Let us make one thing clear: we're not opposed to smoking areas, or reasonable restrictions that separate smokers and nonsmokers. After all, we do not like to be exposed to things that irritate us, whether it's loud music at midnight or noxious fumes from petrochemical plants. But we do resent laws that turn smokers into pariahs, forcing them into the streets or into their own homes as their only refuge for enjoying a cigar, or that simply deny the possibility of smoking anywhere in public, even when special arrangements are made to deal with smoke.
One example of the latter just occurred in Nashville, where there is a new sports and entertainment arena downtown. The city council decided to prohibit an enclosed cigar bar in the arena, even though it would have been separately ventilated. We're appalled at such high-handed efforts to prevent people from enjoying cigars, especially when it's done without regard to the simple idea of accommodating the rights of smokers.
Or how about the California smoking ban, which was, in part, inspired by the EPA ruling? The ban has eliminated smoking in practically any workplace in the state. Bars and restaurants were exempt for the first few years of the law, but this past January even those places were declared off-limits to smoking where employees, such as wait staff and bartenders, are working. It's a law that goes far beyond any known science about the dangers of secondhand smoke. Considering Osteen's ruling, California's law should be immediately and drastically modified, or better still, swept off the books completely.
Any smoking ban that used the 1993 report should be modified or overturned, because the EPA report is invalid.
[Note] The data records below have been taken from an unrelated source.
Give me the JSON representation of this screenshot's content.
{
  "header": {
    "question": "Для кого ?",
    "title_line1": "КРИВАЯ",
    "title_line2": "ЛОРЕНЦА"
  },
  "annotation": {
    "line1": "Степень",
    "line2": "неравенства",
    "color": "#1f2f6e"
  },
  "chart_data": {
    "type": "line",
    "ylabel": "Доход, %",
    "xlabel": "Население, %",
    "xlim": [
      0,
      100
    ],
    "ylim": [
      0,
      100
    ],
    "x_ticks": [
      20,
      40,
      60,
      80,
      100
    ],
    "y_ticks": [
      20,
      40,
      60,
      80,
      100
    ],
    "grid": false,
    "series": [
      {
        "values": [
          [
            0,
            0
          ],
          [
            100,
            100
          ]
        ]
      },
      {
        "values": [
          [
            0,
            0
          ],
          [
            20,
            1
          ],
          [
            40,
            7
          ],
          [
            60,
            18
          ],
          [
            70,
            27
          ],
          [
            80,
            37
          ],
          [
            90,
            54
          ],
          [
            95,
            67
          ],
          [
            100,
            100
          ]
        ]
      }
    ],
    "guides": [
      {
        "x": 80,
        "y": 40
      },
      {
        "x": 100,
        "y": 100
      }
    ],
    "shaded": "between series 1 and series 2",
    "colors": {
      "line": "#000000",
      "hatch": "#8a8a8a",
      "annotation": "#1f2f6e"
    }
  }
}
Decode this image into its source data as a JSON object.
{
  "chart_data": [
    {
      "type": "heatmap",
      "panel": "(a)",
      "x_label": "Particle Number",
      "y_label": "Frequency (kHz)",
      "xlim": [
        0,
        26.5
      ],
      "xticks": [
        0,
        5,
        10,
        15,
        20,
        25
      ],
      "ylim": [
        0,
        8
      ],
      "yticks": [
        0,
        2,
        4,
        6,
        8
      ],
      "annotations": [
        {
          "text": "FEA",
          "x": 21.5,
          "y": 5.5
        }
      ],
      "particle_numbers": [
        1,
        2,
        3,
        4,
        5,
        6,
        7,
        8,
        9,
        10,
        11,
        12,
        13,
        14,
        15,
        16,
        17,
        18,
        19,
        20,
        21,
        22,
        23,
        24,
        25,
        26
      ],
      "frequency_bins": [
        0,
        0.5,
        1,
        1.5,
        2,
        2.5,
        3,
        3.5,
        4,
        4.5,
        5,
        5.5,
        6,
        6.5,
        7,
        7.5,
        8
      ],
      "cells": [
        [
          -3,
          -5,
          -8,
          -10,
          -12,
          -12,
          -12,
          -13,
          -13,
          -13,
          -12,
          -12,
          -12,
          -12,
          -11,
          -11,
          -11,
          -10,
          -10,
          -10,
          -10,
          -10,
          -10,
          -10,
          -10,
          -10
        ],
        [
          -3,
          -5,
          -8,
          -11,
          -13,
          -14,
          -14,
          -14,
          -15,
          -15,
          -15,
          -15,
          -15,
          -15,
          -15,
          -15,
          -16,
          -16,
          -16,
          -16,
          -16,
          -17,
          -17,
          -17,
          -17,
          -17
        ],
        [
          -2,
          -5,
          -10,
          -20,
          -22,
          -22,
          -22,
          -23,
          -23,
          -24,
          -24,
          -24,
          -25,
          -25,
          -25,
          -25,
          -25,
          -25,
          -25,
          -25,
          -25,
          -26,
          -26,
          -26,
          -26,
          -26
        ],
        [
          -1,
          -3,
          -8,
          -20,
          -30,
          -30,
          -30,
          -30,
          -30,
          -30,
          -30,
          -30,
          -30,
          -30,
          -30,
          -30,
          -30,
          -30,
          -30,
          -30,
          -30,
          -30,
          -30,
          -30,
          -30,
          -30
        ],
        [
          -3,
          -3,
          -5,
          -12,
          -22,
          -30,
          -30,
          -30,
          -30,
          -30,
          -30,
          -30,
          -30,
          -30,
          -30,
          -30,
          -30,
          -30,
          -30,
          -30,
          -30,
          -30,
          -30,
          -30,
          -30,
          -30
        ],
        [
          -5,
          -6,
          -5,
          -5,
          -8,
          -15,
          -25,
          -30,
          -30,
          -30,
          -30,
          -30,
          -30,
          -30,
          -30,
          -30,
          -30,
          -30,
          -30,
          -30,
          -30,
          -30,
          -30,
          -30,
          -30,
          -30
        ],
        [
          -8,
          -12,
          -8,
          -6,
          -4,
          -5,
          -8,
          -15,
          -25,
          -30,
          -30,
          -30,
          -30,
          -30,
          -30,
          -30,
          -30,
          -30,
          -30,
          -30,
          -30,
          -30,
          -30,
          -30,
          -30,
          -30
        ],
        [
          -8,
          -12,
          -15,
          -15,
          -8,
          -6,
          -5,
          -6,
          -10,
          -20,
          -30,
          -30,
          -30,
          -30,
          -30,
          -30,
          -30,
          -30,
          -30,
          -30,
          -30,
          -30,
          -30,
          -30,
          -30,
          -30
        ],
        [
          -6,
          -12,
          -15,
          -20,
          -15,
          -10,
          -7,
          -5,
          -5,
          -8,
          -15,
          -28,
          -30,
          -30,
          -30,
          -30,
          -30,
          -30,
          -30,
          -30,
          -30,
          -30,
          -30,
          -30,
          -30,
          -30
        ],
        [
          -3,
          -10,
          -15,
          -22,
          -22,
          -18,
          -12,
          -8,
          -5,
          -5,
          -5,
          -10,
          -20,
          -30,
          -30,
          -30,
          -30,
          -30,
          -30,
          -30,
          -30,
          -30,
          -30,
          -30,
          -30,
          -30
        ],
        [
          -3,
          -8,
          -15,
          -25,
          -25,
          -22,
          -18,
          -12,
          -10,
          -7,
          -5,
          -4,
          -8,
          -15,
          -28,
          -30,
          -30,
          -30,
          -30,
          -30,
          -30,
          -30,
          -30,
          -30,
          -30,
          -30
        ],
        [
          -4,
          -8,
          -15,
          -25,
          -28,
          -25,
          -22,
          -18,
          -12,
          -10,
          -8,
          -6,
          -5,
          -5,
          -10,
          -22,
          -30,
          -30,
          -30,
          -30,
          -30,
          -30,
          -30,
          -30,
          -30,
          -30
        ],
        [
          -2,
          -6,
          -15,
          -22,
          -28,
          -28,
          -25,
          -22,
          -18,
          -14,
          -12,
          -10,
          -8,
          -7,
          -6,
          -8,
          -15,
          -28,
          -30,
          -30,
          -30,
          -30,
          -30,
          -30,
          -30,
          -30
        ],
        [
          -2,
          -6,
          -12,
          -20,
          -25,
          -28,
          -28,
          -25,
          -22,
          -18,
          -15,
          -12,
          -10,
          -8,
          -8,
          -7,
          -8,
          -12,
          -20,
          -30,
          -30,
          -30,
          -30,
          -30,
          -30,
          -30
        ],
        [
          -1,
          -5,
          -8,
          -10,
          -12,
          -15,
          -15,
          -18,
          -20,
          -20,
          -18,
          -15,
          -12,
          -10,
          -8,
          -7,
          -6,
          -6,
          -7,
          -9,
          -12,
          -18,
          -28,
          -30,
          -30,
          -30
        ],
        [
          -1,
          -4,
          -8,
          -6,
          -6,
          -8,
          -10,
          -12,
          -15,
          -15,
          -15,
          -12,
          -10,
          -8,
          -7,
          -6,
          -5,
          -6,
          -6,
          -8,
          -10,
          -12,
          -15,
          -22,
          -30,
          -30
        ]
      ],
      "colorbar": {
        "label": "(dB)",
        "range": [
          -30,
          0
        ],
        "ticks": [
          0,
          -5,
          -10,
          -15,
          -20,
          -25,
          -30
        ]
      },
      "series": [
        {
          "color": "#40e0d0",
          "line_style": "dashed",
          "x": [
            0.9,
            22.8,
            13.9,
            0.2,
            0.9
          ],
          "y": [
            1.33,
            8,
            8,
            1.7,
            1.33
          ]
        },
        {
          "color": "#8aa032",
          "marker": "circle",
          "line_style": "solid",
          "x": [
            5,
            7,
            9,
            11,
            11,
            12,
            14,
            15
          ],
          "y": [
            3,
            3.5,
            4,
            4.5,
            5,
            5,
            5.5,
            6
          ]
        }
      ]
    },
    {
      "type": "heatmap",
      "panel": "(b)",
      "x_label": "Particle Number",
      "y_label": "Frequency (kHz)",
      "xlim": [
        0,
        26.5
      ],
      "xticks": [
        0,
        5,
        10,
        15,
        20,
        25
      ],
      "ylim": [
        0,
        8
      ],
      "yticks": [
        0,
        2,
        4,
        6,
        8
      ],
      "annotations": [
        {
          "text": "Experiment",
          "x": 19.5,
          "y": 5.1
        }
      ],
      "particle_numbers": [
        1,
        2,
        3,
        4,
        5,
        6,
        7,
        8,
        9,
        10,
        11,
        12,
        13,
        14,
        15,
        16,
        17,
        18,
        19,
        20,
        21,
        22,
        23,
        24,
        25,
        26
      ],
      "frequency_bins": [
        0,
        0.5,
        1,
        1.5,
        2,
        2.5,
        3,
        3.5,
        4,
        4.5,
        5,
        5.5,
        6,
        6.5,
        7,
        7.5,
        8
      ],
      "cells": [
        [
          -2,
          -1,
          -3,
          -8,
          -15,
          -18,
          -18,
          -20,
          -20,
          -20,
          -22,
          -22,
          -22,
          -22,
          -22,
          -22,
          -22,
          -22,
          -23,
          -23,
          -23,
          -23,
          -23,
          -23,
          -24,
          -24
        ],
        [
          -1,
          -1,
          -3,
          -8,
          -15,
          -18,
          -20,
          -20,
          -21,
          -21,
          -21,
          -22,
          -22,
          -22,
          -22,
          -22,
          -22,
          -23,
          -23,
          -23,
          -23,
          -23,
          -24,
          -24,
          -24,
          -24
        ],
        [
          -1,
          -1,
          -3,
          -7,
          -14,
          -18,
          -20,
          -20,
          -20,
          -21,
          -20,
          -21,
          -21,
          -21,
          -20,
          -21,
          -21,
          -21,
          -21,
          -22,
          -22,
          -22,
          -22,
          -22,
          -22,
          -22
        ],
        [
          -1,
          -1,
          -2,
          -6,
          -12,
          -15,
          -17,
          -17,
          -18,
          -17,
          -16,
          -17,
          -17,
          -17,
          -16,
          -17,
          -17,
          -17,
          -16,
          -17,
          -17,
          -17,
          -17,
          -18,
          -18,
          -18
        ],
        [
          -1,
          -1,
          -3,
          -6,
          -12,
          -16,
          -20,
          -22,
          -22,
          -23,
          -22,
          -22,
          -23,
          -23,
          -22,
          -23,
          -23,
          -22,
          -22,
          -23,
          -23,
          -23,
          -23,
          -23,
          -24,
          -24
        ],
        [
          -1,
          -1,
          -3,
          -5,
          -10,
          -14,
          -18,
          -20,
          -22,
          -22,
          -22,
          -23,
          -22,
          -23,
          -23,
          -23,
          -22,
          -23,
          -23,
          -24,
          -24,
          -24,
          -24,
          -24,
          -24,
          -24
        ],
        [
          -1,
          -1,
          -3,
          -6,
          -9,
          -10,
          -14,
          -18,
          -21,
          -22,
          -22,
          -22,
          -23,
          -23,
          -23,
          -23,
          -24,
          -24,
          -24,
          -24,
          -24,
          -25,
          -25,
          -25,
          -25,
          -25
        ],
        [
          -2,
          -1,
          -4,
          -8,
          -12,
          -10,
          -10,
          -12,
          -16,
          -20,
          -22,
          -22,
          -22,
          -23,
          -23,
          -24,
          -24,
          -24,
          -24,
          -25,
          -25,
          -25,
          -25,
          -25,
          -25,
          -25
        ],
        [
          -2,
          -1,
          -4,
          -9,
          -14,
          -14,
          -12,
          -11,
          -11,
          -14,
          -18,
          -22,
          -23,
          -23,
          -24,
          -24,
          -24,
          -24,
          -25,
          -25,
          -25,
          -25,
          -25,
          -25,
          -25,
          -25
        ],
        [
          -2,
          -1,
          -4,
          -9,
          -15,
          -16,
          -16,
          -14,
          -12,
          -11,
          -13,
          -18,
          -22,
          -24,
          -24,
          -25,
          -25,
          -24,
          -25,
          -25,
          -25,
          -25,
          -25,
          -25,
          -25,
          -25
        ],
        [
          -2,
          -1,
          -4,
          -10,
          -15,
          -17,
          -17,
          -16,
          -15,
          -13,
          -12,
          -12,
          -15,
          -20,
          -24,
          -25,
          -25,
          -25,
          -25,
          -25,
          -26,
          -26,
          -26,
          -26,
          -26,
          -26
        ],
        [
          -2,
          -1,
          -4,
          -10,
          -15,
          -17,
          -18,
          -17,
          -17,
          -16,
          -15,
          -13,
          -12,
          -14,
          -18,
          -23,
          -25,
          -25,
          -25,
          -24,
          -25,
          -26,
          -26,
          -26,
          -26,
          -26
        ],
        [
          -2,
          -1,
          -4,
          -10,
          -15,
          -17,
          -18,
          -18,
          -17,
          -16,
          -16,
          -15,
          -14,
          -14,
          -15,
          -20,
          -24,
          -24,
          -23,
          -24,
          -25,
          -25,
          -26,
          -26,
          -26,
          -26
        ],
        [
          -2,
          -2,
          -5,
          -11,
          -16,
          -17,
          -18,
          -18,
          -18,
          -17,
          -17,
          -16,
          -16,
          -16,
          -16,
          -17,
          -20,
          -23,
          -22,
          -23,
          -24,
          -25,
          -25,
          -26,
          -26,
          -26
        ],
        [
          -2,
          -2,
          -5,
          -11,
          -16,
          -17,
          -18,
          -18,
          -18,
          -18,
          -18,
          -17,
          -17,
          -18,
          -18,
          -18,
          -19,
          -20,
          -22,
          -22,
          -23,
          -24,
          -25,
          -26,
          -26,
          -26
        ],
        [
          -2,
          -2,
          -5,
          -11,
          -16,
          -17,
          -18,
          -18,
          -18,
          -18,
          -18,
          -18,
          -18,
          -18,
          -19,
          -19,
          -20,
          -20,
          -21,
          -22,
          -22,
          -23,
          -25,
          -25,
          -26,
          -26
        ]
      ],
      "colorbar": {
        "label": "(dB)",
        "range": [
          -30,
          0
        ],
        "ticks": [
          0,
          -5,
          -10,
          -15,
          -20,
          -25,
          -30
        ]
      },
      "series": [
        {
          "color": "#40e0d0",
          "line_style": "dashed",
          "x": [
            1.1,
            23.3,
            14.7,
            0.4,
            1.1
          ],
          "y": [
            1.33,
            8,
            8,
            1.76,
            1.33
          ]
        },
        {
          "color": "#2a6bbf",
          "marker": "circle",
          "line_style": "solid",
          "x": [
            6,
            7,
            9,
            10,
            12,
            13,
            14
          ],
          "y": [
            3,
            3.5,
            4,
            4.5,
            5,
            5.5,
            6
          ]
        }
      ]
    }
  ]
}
Any misguided efforts to enact new smoking bans with references to secondhand smoke should be stopped in their tracks. The EPA report was motivated by a biased ideology, an ideology that believes tobacco is evil in all its forms for all people. The EPA report should never have been used to justify draconian laws that, in the end, restrict the rights of all Americans. If a simple administrative report like the EPA's can be used to implement more than 750 smoking bans across the United States, what can we expect from the next U.S. surgeon general's report that doesn't like butter or coffee or chocolate?
Any injustice that stems from the application of an invalid scientific report must be corrected. The EPA report clearly is such a document.